具体的に、前職での経験、に質問の焦点が多く定められます。
「前職での業務ではどんなことをしたのか」という質問は、実務レベルで、実際にどこまで即戦力になれるのか、ということを向こうは知りたがっています。例えば、自分がすでに前職で統計を使用してマーケティングリサーチをしたことがあるのであれば、新しい会社はわざわざそれを教える必要がなくなります。
「前職での業務で、どのように成果を出したのか」という質問は、それが今の会社でも活用できるか、ということを知りたがっています。例えば、「私は中国のマーケットを担当し、中国のマーケットを拡大しました」という場合、新しいポジションが中国マーケットのオペレーションに関わる場合、有効に発揮できるため、非常に有利です。
それと関連し「この新しいポジションで、どのように成果をあげられますか」という具体的な質問もされることがあります。特に、ドイツの企業はプラグマティックに考えるので、即戦力を求める場合、そのような新業務に直結する質問を投げてきます。
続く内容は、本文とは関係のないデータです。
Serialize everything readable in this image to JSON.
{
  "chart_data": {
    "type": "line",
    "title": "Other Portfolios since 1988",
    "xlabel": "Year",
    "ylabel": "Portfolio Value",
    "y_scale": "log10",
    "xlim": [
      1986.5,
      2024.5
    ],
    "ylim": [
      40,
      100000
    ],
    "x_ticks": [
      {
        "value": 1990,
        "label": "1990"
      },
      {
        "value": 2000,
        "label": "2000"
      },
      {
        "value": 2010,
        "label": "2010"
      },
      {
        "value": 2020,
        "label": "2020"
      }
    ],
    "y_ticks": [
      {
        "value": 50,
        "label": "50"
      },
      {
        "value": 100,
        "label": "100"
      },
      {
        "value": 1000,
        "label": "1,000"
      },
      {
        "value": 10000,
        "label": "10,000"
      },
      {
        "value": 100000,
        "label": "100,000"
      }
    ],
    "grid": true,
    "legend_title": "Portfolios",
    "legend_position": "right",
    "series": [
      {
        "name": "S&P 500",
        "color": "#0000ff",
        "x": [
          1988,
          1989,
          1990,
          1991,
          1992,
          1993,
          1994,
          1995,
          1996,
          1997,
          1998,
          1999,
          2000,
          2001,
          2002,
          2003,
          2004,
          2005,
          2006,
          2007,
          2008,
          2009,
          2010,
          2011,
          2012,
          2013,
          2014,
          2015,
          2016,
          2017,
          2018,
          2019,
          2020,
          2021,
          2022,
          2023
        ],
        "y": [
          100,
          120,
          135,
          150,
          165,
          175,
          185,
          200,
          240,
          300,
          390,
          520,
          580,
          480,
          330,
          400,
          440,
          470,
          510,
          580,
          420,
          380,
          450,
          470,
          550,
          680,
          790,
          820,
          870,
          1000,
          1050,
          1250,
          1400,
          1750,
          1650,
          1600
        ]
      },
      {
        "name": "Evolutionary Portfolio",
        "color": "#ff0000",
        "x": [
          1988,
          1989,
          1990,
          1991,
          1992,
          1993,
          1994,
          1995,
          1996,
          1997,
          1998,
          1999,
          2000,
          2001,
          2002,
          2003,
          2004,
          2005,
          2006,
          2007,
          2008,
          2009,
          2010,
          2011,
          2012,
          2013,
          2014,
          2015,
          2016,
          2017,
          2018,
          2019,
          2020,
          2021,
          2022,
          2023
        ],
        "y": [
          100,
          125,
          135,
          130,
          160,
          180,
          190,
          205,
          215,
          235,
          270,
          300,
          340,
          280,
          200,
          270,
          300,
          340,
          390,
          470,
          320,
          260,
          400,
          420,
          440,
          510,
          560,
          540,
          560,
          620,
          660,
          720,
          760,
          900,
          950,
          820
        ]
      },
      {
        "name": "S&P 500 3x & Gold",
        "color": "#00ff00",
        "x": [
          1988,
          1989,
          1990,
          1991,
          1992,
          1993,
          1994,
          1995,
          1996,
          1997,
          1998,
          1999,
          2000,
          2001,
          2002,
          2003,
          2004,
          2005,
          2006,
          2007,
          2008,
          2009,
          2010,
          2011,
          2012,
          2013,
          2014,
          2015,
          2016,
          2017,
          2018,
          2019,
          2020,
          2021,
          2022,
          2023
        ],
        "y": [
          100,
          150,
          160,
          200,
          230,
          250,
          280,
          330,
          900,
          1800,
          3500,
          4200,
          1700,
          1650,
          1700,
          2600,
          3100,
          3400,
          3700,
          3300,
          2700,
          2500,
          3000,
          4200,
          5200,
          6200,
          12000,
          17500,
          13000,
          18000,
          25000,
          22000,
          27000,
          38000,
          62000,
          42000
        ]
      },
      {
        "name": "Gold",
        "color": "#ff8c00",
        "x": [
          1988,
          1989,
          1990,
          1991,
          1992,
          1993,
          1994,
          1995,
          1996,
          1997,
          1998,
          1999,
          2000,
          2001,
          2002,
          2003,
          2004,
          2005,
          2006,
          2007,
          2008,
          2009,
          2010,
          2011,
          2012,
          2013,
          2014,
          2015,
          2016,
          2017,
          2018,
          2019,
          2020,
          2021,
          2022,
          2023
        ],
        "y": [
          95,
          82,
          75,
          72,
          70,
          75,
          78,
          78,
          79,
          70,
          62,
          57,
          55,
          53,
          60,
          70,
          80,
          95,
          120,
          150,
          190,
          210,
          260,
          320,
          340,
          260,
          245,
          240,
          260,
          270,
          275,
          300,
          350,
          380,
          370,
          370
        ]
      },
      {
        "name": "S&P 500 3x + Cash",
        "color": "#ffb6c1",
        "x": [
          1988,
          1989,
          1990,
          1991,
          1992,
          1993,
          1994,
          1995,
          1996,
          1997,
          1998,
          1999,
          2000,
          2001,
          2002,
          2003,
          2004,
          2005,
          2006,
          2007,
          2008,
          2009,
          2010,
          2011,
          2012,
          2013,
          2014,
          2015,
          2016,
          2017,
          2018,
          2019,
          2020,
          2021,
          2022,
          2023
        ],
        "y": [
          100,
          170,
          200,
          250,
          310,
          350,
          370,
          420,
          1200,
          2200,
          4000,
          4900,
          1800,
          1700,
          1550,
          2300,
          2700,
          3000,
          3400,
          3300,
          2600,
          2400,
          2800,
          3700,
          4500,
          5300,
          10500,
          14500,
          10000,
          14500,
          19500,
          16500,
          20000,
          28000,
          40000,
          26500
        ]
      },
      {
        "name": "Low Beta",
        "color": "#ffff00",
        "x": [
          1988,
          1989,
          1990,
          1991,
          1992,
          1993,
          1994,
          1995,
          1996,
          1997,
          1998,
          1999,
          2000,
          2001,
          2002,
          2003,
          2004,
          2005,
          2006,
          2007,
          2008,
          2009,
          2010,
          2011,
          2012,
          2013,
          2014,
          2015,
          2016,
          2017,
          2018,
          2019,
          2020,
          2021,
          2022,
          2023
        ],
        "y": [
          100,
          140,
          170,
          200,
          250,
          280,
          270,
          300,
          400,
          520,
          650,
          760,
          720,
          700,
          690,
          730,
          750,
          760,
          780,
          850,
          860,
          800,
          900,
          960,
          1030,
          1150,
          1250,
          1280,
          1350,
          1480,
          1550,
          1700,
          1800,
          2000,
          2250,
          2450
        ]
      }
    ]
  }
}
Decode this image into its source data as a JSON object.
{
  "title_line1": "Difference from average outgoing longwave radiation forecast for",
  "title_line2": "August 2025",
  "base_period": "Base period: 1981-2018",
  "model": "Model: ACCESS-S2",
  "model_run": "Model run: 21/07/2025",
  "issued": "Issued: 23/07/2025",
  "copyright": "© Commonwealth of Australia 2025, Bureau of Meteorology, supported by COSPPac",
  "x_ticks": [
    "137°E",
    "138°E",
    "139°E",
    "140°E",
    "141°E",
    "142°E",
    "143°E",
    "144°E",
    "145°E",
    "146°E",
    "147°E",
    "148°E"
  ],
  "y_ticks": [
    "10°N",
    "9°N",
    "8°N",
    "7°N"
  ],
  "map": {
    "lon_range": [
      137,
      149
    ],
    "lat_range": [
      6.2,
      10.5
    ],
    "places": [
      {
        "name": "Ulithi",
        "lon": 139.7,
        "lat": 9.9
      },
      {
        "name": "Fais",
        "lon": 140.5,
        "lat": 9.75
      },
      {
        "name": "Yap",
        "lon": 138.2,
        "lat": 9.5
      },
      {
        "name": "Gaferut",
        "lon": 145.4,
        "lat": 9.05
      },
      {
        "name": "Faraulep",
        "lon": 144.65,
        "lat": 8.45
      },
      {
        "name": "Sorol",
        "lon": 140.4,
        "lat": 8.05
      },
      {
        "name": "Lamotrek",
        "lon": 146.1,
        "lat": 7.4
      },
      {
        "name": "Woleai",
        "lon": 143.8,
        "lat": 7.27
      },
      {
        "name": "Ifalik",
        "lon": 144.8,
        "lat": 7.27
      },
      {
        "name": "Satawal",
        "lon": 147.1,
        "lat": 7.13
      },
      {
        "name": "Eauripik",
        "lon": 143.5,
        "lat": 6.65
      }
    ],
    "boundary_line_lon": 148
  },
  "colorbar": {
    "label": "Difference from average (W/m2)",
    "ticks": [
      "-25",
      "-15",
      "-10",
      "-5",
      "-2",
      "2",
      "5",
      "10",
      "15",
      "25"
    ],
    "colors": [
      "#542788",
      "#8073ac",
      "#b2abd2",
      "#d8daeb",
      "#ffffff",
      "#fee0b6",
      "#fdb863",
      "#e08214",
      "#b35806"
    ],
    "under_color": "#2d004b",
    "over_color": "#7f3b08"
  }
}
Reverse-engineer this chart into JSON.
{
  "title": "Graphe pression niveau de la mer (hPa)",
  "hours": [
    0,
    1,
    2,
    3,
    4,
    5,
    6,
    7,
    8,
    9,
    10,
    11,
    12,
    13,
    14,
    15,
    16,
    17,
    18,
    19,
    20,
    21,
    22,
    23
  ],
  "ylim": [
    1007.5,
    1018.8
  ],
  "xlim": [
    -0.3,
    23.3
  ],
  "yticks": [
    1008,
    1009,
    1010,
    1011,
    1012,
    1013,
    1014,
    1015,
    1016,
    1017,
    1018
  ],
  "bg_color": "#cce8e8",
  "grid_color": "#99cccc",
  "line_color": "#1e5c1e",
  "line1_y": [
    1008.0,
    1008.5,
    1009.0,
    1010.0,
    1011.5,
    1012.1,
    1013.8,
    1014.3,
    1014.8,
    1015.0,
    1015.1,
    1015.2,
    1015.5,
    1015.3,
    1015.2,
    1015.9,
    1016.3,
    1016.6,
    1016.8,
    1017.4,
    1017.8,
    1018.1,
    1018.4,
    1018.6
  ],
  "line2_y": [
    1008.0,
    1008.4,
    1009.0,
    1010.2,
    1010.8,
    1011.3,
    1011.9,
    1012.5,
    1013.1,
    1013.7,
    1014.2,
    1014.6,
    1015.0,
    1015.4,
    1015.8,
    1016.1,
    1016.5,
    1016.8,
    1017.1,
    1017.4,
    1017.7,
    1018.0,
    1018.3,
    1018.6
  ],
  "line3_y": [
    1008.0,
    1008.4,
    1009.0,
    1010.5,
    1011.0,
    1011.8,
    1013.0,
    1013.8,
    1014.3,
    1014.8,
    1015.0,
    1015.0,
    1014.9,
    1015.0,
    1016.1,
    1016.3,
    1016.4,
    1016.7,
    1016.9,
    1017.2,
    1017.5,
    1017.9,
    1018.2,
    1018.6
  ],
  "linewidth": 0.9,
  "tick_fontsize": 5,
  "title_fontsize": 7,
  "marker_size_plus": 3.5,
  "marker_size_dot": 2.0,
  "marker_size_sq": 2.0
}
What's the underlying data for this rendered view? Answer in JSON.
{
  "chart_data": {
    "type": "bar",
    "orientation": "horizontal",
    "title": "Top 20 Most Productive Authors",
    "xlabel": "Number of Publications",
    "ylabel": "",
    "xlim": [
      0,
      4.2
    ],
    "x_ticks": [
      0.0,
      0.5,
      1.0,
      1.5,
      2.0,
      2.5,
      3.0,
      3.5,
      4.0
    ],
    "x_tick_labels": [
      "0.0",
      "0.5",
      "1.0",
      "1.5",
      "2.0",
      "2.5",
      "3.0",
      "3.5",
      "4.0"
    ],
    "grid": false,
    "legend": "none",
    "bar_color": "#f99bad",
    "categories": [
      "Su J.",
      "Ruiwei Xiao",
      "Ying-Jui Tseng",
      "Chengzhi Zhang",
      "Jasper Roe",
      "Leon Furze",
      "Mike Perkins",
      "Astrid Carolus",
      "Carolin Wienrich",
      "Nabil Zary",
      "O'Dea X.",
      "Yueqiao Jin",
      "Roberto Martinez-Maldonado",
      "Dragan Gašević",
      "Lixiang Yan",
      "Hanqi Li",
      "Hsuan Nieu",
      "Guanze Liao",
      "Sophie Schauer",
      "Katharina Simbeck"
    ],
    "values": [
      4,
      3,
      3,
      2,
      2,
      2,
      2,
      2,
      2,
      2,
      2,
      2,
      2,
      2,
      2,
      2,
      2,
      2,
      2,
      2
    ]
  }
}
いくつか、事前に用意しておくと良いでしょう。
ほかにも、相手が見たい点としては、社内でのコミュニケーションがスムーズに行えるか?(言語能力に問題は無いか、チームワークの経験はあるか)、なども挙げられます。
モチベーション・将来のビジョン
どんなに会社側が求める人材だったとしても、すぐにやめられては困ります。そのため、こちらの本気度を確かめるために「うちの会社でどんなキャリアアップをしたいの」みたいなことも聞かれます。
また、私の場合、必ず聞かれる質問が「なんでヨーロッパ(ドイツ)に来たの?」です。この質問も、まさしく、「今後こいつは本当にヨーロッパに残ってくれるんだろうか」ということを知るためのものです。
ここでは、自分が本当に将来ヨーロッパに残りたいむね、そのために、こういったキャリアプランを計画している、このような成果を御社であげたい、といった、具体的で明確なプランを出していくと良いでしょう。
給料
給料は、面接の際にどのくらいほしいのか聞かれます。
例えば、前職でもらっていた給料をベースに回答するのが基本ですが、国が違うと相場も異なってきてしまいますので(ドイツ→ブルガリアに転職する場合など)、その国の似たポジションの相場を調べていく、というのも一つの手です。
また、給料は大体税引前の金額でもって交渉することになりますので、自分の手取りがいくらくらいになるのか、その国の税金や健康保険の基準をベースに事前に調べておくと良いでしょう。例えば、ドイツの場合、4割くらい税金でもっていかれます。
ビザ
我々日本人の問題になってくるのがビザの問題です。これは、面接の際に必ず聞かれますし、これが問題で採用に至らないこともあります(うちではworking permissionを出せないの、ごめんね、みたいに)。
逆に、ここをおろそかにしたまま面接を終え、採用となってしまうと、実際にオフィスに行ってから「ビザ?とってないの?」となって大問題となります。必ず面接の際にクリアーにしておきましょう。
面接の最後には、基本的に質問タイムがありますので、その際に聞いておきたい項目の一つです。